By Michael S. Dukakis November 28, 2004
SIXTEEN YEARS ago, with bands playing and balloons flying, I signed the second universal healthcare bill in America on the steps of the State House. Only the state of Hawaii had beaten us to it.
That bill would have provided comprehensive health insurance for every resident of the Commonwealth. It would have controlled hospital costs. It required all employers with six or more employees to provide their employees and their families with health insurance with a contribution from the employees of up to 20 percent of the total premium. It guaranteed students health insurance while attending college in Massachusetts. It made sure that people who had been laid off from their jobs received health insurance for themselves and their families. And it made special provision for those with the kinds of disabilities that made them virtually uninsurable.
It was approved by the Legislature with one of the broadest political coalitions that had ever been put together on Beacon Hill. The Massachusetts Medical Society supported the bill. So did the hospitals. So did the state nurses' association. So did Health Care for All, the state's principal advocacy group for universal healthcare. So did the unions. And so did most of the state's business community.

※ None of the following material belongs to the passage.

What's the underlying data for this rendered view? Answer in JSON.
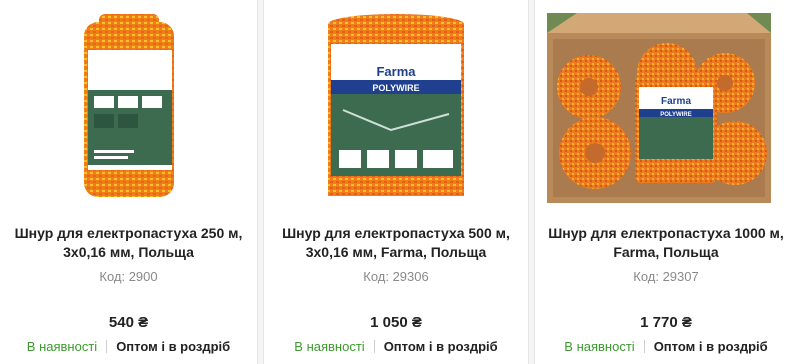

That support from the business community had a lot to do with the leadership of a remarkable man named Nelson Gifford. Gifford was the president of Dennison Manufacturing Co. and a member of the state's Business Roundtable. He understood what the healthcare system was doing to the approximately 70 percent of the state's employers who were insuring their employees and their families. Not only were they paying high and growing premiums for their health insurance; those premiums included a hefty surcharge to pay for the cost of free care in emergency rooms and community clinics for people whose employers did not insure them.